Evan salió a la superficie y palpó la lancha para asegurarse que aún la tenía debajo. Estaba. Con furia, la obligó a abandonar el cauce principal y, en un remanso de tranquilidad que apareció entre unos troncos flotantes, miró hacia atrás.

Había rebasado la entalladura saltando por la cascada principal.

En algún momento de su alocado periplo submarino debía de haber regresado a la corriente central, y se había lanzado hacia la cascada creyendo que aún permanecía en el tributario.

Era increíble que aún siguiera vivo. Se disponía a comprobar el equipo cuando vio a Sandra en la lejanía. La joven estaba salvando los últimos meandros del afluente y se acercaba a él con lentitud. El soldado agitó una mano en el aire, gritando:

—¡Sandra, aquí!

—¡Au! —dijo una voz junto a su oído. La silueta de la chica se llevó una mano a la cabeza—. No hace falta que grites, te oigo perfectamente. ¿Cómo has llegado antes que yo?

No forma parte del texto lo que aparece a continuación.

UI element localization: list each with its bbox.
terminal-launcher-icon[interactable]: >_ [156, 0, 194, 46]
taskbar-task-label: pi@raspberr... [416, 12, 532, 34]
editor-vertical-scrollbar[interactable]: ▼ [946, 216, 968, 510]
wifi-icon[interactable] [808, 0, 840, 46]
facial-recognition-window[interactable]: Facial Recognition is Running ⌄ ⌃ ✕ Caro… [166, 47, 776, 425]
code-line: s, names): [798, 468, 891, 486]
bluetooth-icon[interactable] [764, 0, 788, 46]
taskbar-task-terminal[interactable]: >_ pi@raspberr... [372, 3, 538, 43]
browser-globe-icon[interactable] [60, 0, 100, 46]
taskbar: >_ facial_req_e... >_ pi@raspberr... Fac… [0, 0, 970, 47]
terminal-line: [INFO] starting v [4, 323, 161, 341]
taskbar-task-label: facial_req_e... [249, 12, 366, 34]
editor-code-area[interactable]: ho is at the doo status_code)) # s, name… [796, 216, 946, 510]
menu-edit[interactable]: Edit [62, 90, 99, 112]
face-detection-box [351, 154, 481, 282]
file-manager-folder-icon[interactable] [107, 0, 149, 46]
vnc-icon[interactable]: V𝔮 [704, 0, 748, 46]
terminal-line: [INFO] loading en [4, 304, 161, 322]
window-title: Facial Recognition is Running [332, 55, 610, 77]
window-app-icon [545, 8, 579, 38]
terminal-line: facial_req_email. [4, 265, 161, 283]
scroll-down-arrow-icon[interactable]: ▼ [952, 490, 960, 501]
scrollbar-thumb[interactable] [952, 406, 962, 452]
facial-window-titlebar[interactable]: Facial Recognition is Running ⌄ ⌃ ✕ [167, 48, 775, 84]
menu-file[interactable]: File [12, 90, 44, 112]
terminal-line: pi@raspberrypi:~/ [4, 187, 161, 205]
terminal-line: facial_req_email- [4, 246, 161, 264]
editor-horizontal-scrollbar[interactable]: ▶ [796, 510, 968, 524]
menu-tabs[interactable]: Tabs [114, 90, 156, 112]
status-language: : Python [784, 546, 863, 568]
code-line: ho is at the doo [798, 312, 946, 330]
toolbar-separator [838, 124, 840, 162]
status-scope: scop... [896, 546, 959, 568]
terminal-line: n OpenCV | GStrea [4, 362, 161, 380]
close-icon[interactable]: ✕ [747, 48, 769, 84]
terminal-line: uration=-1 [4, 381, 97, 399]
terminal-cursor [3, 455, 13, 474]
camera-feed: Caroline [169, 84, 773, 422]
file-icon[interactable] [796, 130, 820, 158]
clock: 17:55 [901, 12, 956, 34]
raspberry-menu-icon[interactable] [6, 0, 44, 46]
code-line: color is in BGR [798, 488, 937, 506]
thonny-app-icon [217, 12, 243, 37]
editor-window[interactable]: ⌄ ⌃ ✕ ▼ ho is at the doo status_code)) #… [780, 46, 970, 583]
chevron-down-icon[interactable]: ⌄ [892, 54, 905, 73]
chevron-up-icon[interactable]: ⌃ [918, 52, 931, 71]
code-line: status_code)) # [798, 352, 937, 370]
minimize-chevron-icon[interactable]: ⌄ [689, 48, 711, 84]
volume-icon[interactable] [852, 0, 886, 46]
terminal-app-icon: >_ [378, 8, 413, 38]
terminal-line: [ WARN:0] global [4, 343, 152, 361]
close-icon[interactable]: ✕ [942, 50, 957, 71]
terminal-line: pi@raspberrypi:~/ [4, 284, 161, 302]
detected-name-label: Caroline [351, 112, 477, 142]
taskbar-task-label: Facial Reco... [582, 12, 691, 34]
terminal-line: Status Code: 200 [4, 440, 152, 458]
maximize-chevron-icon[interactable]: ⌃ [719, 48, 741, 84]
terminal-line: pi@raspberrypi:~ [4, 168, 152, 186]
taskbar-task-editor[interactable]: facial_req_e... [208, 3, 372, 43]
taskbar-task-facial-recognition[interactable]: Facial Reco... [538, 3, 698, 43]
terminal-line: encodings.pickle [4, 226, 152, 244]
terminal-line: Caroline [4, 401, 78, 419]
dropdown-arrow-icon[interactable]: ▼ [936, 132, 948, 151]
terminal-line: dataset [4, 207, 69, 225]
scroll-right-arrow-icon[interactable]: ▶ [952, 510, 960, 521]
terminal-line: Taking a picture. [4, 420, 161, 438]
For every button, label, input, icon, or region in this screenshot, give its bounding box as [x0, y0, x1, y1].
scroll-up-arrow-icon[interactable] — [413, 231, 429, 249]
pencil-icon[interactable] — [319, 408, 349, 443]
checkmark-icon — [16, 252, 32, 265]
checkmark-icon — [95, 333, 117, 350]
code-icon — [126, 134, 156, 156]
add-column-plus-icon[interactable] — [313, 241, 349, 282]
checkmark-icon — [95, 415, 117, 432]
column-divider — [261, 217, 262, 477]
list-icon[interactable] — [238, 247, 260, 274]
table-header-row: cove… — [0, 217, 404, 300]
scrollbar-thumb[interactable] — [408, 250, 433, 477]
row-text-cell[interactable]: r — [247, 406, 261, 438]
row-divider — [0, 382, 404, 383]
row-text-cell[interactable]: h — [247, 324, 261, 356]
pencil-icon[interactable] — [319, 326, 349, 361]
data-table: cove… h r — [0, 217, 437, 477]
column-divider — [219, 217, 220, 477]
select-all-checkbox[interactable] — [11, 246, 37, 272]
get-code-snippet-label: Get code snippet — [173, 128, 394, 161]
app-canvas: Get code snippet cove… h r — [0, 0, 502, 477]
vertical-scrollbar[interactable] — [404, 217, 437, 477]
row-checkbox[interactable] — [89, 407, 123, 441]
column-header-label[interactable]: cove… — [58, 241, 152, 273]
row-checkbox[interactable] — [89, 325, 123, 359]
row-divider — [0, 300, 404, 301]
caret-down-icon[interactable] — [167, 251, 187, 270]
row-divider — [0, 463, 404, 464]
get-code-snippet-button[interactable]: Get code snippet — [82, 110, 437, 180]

Se giró mirando a la cascada.

—Es una larga historia.

Se reunieron en el cauce principal y entrechocaron los remos a modo de saludo. La expresión de la joven, sin embargo, se congeló en un rictus de preocupación.

—¿Qué ocurre? —se extrañó Evan. Luego miró a su espalda, y vio que la mochila, aquella donde guardaba el instrumental que Sturglass les había prestado para intentar reactivar la antena de la nave, estaba rasgada y había perdido gran parte de su contenido.